Mitochondrial calcium (Ca[2+]) uptake augments metabolic processes and buffers cytosolic Ca[2+] levels; however, excessive mitochondrial Ca[2+] can cause cell death. Disrupted mitochondrial function and Ca[2+] homeostasis are linked to numerous neurodegenerative diseases (NDs), but the impact of mitochondrial Ca[2+] disruption is not well understood. Here, we show that Drosophila models of multiple NDs (Parkinson's, Huntington's, Alzheimer's, and frontotemporal dementia) reveal a consistent increase in neuronal mitochondrial Ca[2+] levels, as well as reduced mitochondrial Ca[2+] buffering capacity, associated with increased mitochondria-endoplasmic reticulum contact sites (MERCs).
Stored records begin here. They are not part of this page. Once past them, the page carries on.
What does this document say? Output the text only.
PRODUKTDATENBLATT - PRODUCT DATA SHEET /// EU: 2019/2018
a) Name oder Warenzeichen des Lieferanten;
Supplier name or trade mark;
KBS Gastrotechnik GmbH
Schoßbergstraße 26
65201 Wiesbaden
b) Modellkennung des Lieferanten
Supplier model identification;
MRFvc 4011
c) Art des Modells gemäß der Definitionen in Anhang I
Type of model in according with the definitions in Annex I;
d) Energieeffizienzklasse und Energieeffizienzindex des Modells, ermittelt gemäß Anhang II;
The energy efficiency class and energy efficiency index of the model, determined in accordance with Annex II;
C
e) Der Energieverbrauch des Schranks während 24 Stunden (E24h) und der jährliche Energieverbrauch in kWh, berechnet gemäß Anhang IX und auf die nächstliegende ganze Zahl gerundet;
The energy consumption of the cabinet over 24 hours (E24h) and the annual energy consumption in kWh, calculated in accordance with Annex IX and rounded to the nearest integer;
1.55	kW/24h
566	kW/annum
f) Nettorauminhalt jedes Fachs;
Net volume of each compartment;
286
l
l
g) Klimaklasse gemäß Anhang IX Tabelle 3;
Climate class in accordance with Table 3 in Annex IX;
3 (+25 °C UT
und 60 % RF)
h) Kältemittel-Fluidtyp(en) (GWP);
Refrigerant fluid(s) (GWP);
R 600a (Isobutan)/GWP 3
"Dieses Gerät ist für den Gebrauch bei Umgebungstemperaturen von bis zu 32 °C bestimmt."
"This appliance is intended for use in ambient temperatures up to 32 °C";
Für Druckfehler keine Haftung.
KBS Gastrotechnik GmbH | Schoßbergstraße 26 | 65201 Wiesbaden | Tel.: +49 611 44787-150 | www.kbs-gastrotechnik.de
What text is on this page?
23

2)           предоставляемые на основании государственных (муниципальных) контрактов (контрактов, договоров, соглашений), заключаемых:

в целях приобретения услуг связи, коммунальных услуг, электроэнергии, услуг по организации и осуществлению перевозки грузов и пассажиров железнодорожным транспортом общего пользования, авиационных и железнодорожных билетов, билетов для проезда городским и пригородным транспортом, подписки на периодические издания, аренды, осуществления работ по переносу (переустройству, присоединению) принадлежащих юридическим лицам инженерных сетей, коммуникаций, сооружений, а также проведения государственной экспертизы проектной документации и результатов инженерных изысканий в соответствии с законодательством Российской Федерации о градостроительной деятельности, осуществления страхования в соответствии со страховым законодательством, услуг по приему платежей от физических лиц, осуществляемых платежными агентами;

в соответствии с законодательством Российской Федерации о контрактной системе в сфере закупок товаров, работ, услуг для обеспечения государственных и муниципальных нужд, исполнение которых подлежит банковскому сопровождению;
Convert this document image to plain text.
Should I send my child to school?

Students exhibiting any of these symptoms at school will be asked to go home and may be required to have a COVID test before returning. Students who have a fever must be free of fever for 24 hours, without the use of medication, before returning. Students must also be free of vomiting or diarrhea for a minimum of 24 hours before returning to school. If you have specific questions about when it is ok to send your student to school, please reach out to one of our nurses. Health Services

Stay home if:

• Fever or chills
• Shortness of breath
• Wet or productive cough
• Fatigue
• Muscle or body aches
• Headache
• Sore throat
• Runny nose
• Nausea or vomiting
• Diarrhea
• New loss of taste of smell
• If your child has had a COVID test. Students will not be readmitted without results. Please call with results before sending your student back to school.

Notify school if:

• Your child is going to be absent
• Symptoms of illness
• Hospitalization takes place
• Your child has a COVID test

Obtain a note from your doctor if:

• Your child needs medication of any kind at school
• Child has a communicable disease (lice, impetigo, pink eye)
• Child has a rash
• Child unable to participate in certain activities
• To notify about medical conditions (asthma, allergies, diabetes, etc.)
Importantly, loss of the mitochondrial Ca[2+] uptake channel MCU or overexpression of the efflux channel NCLX robustly suppresses key pathological phenotypes across these ND models. Thus, mitochondrial Ca[2+] imbalance is a common feature of diverse NDs in vivo and is an important contributor to the disease pathogenesis. The broad beneficial effects from partial loss of MCU across these models presents a common, druggable target for therapeutic intervention.